Iterative Magnitude Pruning as a Renormalisation Group: A Study in The Context of The Lottery Ticket Hypothesis
This work addresses the problem of understanding and optimizing neural network pruning for researchers in machine learning, but it appears incremental as it builds on existing LTH and IMP concepts.
The paper investigates Iterative Magnitude Pruning in the context of the Lottery Ticket Hypothesis, exploring the universality of winning tickets across similar problems and linking IMP to Renormalisation Group theory for a more rigorous understanding.

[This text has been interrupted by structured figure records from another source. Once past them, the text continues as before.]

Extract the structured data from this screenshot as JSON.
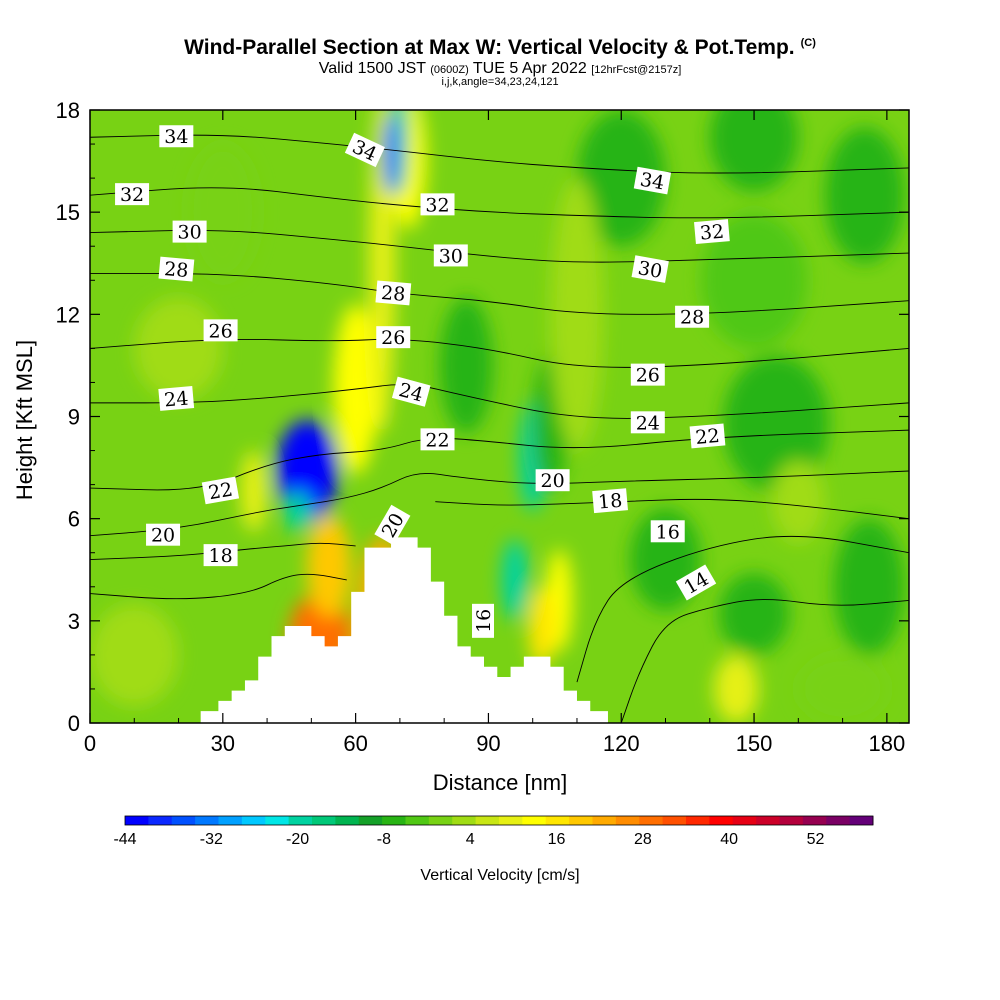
{
  "title": {
    "main": "Wind-Parallel Section at Max W: Vertical Velocity & Pot.Temp.",
    "copyright": "(C)",
    "valid_prefix": "Valid 1500 JST",
    "valid_z": "(0600Z)",
    "valid_date": "TUE 5 Apr 2022",
    "forecast": "[12hrFcst@2157z]",
    "indices": "i,j,k,angle=34,23,24,121"
  },
  "chart_data": {
    "type": "heatmap",
    "xlabel": "Distance [nm]",
    "ylabel": "Height [Kft MSL]",
    "xlim": [
      0,
      185
    ],
    "ylim": [
      0,
      18
    ],
    "x_ticks": [
      0,
      30,
      60,
      90,
      120,
      150,
      180
    ],
    "y_ticks": [
      0,
      3,
      6,
      9,
      12,
      15,
      18
    ],
    "colorbar": {
      "label": "Vertical Velocity [cm/s]",
      "tick_labels": [
        "-44",
        "-32",
        "-20",
        "-8",
        "4",
        "16",
        "28",
        "40",
        "52"
      ],
      "tick_values": [
        -44,
        -32,
        -20,
        -8,
        4,
        16,
        28,
        40,
        52
      ],
      "bins": [
        -44,
        60
      ],
      "colors": [
        "#0000ff",
        "#0a28ff",
        "#0050ff",
        "#0078ff",
        "#00a0ff",
        "#00c8ff",
        "#00e6e6",
        "#00d2a0",
        "#00c878",
        "#00b450",
        "#14a028",
        "#28b414",
        "#50c814",
        "#78d214",
        "#a0dc14",
        "#c8e614",
        "#e6f014",
        "#ffff00",
        "#ffe600",
        "#ffc800",
        "#ffaa00",
        "#ff8c00",
        "#ff6e00",
        "#ff5000",
        "#ff2800",
        "#ff0000",
        "#e60014",
        "#cc0028",
        "#b4003c",
        "#960050",
        "#7a0064",
        "#640078"
      ]
    },
    "terrain": [
      [
        0,
        0
      ],
      [
        25,
        0
      ],
      [
        25,
        0.35
      ],
      [
        29,
        0.35
      ],
      [
        29,
        0.65
      ],
      [
        32,
        0.65
      ],
      [
        32,
        0.95
      ],
      [
        35,
        0.95
      ],
      [
        35,
        1.25
      ],
      [
        38,
        1.25
      ],
      [
        38,
        1.95
      ],
      [
        41,
        1.95
      ],
      [
        41,
        2.55
      ],
      [
        44,
        2.55
      ],
      [
        44,
        2.85
      ],
      [
        50,
        2.85
      ],
      [
        50,
        2.55
      ],
      [
        53,
        2.55
      ],
      [
        53,
        2.25
      ],
      [
        56,
        2.25
      ],
      [
        56,
        2.55
      ],
      [
        59,
        2.55
      ],
      [
        59,
        3.85
      ],
      [
        62,
        3.85
      ],
      [
        62,
        5.15
      ],
      [
        68,
        5.15
      ],
      [
        68,
        5.45
      ],
      [
        74,
        5.45
      ],
      [
        74,
        5.15
      ],
      [
        77,
        5.15
      ],
      [
        77,
        4.15
      ],
      [
        80,
        4.15
      ],
      [
        80,
        3.15
      ],
      [
        83,
        3.15
      ],
      [
        83,
        2.25
      ],
      [
        86,
        2.25
      ],
      [
        86,
        1.95
      ],
      [
        89,
        1.95
      ],
      [
        89,
        1.65
      ],
      [
        92,
        1.65
      ],
      [
        92,
        1.35
      ],
      [
        95,
        1.35
      ],
      [
        95,
        1.65
      ],
      [
        98,
        1.65
      ],
      [
        98,
        1.95
      ],
      [
        104,
        1.95
      ],
      [
        104,
        1.65
      ],
      [
        107,
        1.65
      ],
      [
        107,
        0.95
      ],
      [
        110,
        0.95
      ],
      [
        110,
        0.65
      ],
      [
        113,
        0.65
      ],
      [
        113,
        0.35
      ],
      [
        117,
        0.35
      ],
      [
        117,
        0
      ],
      [
        185,
        0
      ]
    ],
    "theta_contours": [
      {
        "label": "14",
        "points": [
          [
            120,
            0
          ],
          [
            124,
            1.5
          ],
          [
            130,
            3
          ],
          [
            140,
            3.4
          ],
          [
            152,
            3.7
          ],
          [
            168,
            3.4
          ],
          [
            185,
            3.6
          ]
        ]
      },
      {
        "label": "16",
        "points": [
          [
            110,
            1.2
          ],
          [
            114,
            3
          ],
          [
            120,
            4.2
          ],
          [
            140,
            5.2
          ],
          [
            160,
            5.6
          ],
          [
            185,
            5.0
          ]
        ]
      },
      {
        "label": "16",
        "points": [
          [
            0,
            3.8
          ],
          [
            20,
            3.6
          ],
          [
            36,
            3.8
          ],
          [
            44,
            4.3
          ],
          [
            50,
            4.4
          ],
          [
            58,
            4.2
          ]
        ]
      },
      {
        "label": "18",
        "points": [
          [
            0,
            4.8
          ],
          [
            20,
            4.9
          ],
          [
            35,
            5.1
          ],
          [
            44,
            5.2
          ],
          [
            52,
            5.3
          ],
          [
            60,
            5.2
          ]
        ]
      },
      {
        "label": "18",
        "points": [
          [
            78,
            6.5
          ],
          [
            90,
            6.4
          ],
          [
            100,
            6.4
          ],
          [
            120,
            6.5
          ],
          [
            140,
            6.6
          ],
          [
            160,
            6.4
          ],
          [
            185,
            6.0
          ]
        ]
      },
      {
        "label": "20",
        "points": [
          [
            0,
            5.5
          ],
          [
            20,
            5.7
          ],
          [
            38,
            6.2
          ],
          [
            48,
            6.4
          ],
          [
            58,
            6.6
          ],
          [
            66,
            6.9
          ],
          [
            74,
            7.4
          ],
          [
            84,
            7.2
          ],
          [
            100,
            7.0
          ],
          [
            120,
            7.1
          ],
          [
            150,
            7.2
          ],
          [
            185,
            7.4
          ]
        ]
      },
      {
        "label": "22",
        "points": [
          [
            0,
            6.9
          ],
          [
            25,
            6.8
          ],
          [
            40,
            7.6
          ],
          [
            52,
            7.9
          ],
          [
            66,
            8.0
          ],
          [
            76,
            8.4
          ],
          [
            88,
            8.3
          ],
          [
            110,
            8.0
          ],
          [
            140,
            8.4
          ],
          [
            185,
            8.6
          ]
        ]
      },
      {
        "label": "24",
        "points": [
          [
            0,
            9.4
          ],
          [
            25,
            9.4
          ],
          [
            45,
            9.6
          ],
          [
            60,
            9.8
          ],
          [
            72,
            10.0
          ],
          [
            85,
            9.6
          ],
          [
            110,
            8.9
          ],
          [
            140,
            9.0
          ],
          [
            185,
            9.4
          ]
        ]
      },
      {
        "label": "26",
        "points": [
          [
            0,
            11.0
          ],
          [
            30,
            11.3
          ],
          [
            55,
            11.2
          ],
          [
            70,
            11.3
          ],
          [
            90,
            11.0
          ],
          [
            110,
            10.4
          ],
          [
            140,
            10.5
          ],
          [
            185,
            11.0
          ]
        ]
      },
      {
        "label": "28",
        "points": [
          [
            0,
            13.2
          ],
          [
            30,
            13.2
          ],
          [
            55,
            12.9
          ],
          [
            70,
            12.6
          ],
          [
            90,
            12.4
          ],
          [
            110,
            12.0
          ],
          [
            140,
            12.0
          ],
          [
            185,
            12.4
          ]
        ]
      },
      {
        "label": "30",
        "points": [
          [
            0,
            14.4
          ],
          [
            30,
            14.5
          ],
          [
            55,
            14.2
          ],
          [
            70,
            14.0
          ],
          [
            90,
            13.7
          ],
          [
            110,
            13.5
          ],
          [
            140,
            13.6
          ],
          [
            185,
            13.8
          ]
        ]
      },
      {
        "label": "32",
        "points": [
          [
            0,
            15.5
          ],
          [
            30,
            15.8
          ],
          [
            55,
            15.4
          ],
          [
            70,
            15.2
          ],
          [
            90,
            15.0
          ],
          [
            110,
            14.9
          ],
          [
            140,
            14.8
          ],
          [
            185,
            15.0
          ]
        ]
      },
      {
        "label": "34",
        "points": [
          [
            0,
            17.2
          ],
          [
            30,
            17.3
          ],
          [
            55,
            17.0
          ],
          [
            70,
            16.8
          ],
          [
            90,
            16.5
          ],
          [
            110,
            16.3
          ],
          [
            140,
            16.1
          ],
          [
            185,
            16.3
          ]
        ]
      }
    ],
    "contour_label_marks": [
      {
        "text": "34",
        "x": 19.5,
        "y": 17.2,
        "angle": 0
      },
      {
        "text": "34",
        "x": 62,
        "y": 16.8,
        "angle": 25
      },
      {
        "text": "34",
        "x": 127,
        "y": 15.9,
        "angle": 10
      },
      {
        "text": "32",
        "x": 9.5,
        "y": 15.5,
        "angle": 0
      },
      {
        "text": "32",
        "x": 78.5,
        "y": 15.2,
        "angle": 0
      },
      {
        "text": "32",
        "x": 140.5,
        "y": 14.4,
        "angle": -5
      },
      {
        "text": "30",
        "x": 22.5,
        "y": 14.4,
        "angle": 0
      },
      {
        "text": "30",
        "x": 81.5,
        "y": 13.7,
        "angle": 0
      },
      {
        "text": "30",
        "x": 126.5,
        "y": 13.3,
        "angle": 10
      },
      {
        "text": "28",
        "x": 19.5,
        "y": 13.3,
        "angle": 5
      },
      {
        "text": "28",
        "x": 68.5,
        "y": 12.6,
        "angle": 5
      },
      {
        "text": "28",
        "x": 136,
        "y": 11.9,
        "angle": 0
      },
      {
        "text": "26",
        "x": 29.5,
        "y": 11.5,
        "angle": 0
      },
      {
        "text": "26",
        "x": 68.5,
        "y": 11.3,
        "angle": 0
      },
      {
        "text": "26",
        "x": 126,
        "y": 10.2,
        "angle": 0
      },
      {
        "text": "24",
        "x": 19.5,
        "y": 9.5,
        "angle": -5
      },
      {
        "text": "24",
        "x": 72.5,
        "y": 9.7,
        "angle": 15
      },
      {
        "text": "24",
        "x": 126,
        "y": 8.8,
        "angle": 0
      },
      {
        "text": "22",
        "x": 29.5,
        "y": 6.8,
        "angle": -10
      },
      {
        "text": "22",
        "x": 78.5,
        "y": 8.3,
        "angle": 0
      },
      {
        "text": "22",
        "x": 139.5,
        "y": 8.4,
        "angle": -5
      },
      {
        "text": "20",
        "x": 16.5,
        "y": 5.5,
        "angle": 0
      },
      {
        "text": "20",
        "x": 68.5,
        "y": 5.8,
        "angle": -60
      },
      {
        "text": "20",
        "x": 104.5,
        "y": 7.1,
        "angle": 0
      },
      {
        "text": "18",
        "x": 29.5,
        "y": 4.9,
        "angle": 0
      },
      {
        "text": "18",
        "x": 117.5,
        "y": 6.5,
        "angle": -5
      },
      {
        "text": "16",
        "x": 130.5,
        "y": 5.6,
        "angle": 0
      },
      {
        "text": "16",
        "x": 89,
        "y": 3.0,
        "angle": -90
      },
      {
        "text": "14",
        "x": 137,
        "y": 4.1,
        "angle": -30
      }
    ],
    "w_features": [
      {
        "x": 49,
        "y": 7.4,
        "rx": 7,
        "ry": 1.5,
        "value": -42
      },
      {
        "x": 49,
        "y": 7.4,
        "rx": 4.5,
        "ry": 0.9,
        "value": -44
      },
      {
        "x": 47,
        "y": 6.2,
        "rx": 3,
        "ry": 0.6,
        "value": -20
      },
      {
        "x": 66,
        "y": 2.5,
        "rx": 6,
        "ry": 3,
        "value": 22
      },
      {
        "x": 52,
        "y": 2.6,
        "rx": 7,
        "ry": 1.2,
        "value": 28
      },
      {
        "x": 54,
        "y": 4.6,
        "rx": 5,
        "ry": 1.5,
        "value": 18
      },
      {
        "x": 60,
        "y": 9.8,
        "rx": 5,
        "ry": 2.5,
        "value": 14
      },
      {
        "x": 66,
        "y": 13.5,
        "rx": 3,
        "ry": 5,
        "value": 10
      },
      {
        "x": 72,
        "y": 16.5,
        "rx": 4,
        "ry": 2,
        "value": 12
      },
      {
        "x": 106,
        "y": 3.6,
        "rx": 3,
        "ry": 1.5,
        "value": 14
      },
      {
        "x": 102,
        "y": 2.8,
        "rx": 3,
        "ry": 1.2,
        "value": 16
      },
      {
        "x": 96,
        "y": 4.2,
        "rx": 3,
        "ry": 1.2,
        "value": -20
      },
      {
        "x": 100,
        "y": 7.8,
        "rx": 3,
        "ry": 1.6,
        "value": -20
      },
      {
        "x": 104,
        "y": 8.8,
        "rx": 4,
        "ry": 2,
        "value": -8
      },
      {
        "x": 70,
        "y": 17.5,
        "rx": 2,
        "ry": 2,
        "value": -20
      },
      {
        "x": 68,
        "y": 16.7,
        "rx": 2,
        "ry": 1.2,
        "value": -32
      },
      {
        "x": 120,
        "y": 16.0,
        "rx": 10,
        "ry": 2,
        "value": -8
      },
      {
        "x": 85,
        "y": 10.5,
        "rx": 6,
        "ry": 2,
        "value": -8
      },
      {
        "x": 150,
        "y": 13,
        "rx": 12,
        "ry": 2,
        "value": -4
      },
      {
        "x": 155,
        "y": 8.8,
        "rx": 12,
        "ry": 2,
        "value": -8
      },
      {
        "x": 130,
        "y": 4.8,
        "rx": 8,
        "ry": 1.5,
        "value": -8
      },
      {
        "x": 150,
        "y": 3.2,
        "rx": 8,
        "ry": 1.2,
        "value": -8
      },
      {
        "x": 176,
        "y": 4.0,
        "rx": 8,
        "ry": 2,
        "value": -8
      },
      {
        "x": 175,
        "y": 15.5,
        "rx": 9,
        "ry": 2,
        "value": -8
      },
      {
        "x": 150,
        "y": 17.2,
        "rx": 10,
        "ry": 1.6,
        "value": -8
      },
      {
        "x": 20,
        "y": 11.0,
        "rx": 10,
        "ry": 1.5,
        "value": 2
      },
      {
        "x": 30,
        "y": 15,
        "rx": 8,
        "ry": 2,
        "value": 1
      },
      {
        "x": 37,
        "y": 6.8,
        "rx": 3,
        "ry": 1.2,
        "value": 10
      },
      {
        "x": 110,
        "y": 12.0,
        "rx": 6,
        "ry": 4,
        "value": 3
      },
      {
        "x": 170,
        "y": 1.0,
        "rx": 10,
        "ry": 1,
        "value": 1
      },
      {
        "x": 10,
        "y": 2.0,
        "rx": 10,
        "ry": 1.5,
        "value": 2
      },
      {
        "x": 160,
        "y": 6.5,
        "rx": 6,
        "ry": 1.2,
        "value": 2
      },
      {
        "x": 146,
        "y": 1.0,
        "rx": 5,
        "ry": 1,
        "value": 8
      }
    ]
  }
}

This thesis delves into the intricate world of Deep Neural Networks (DNNs), focusing on the exciting concept of the Lottery Ticket Hypothesis (LTH). The LTH posits that within extensive DNNs, smaller, trainable subnetworks termed "winning tickets", can achieve performance comparable to the full model. A key process in LTH, Iterative Magnitude Pruning (IMP), incrementally eliminates minimal weights, emulating stepwise learning in DNNs. Once we identify these winning tickets, we further investigate their "universality". In other words, we check if a winning ticket that works well for one specific problem could also work well for other, similar problems. We also bridge the divide between the IMP and the Renormalisation Group (RG) theory in physics, promoting a more rigorous understanding of IMP.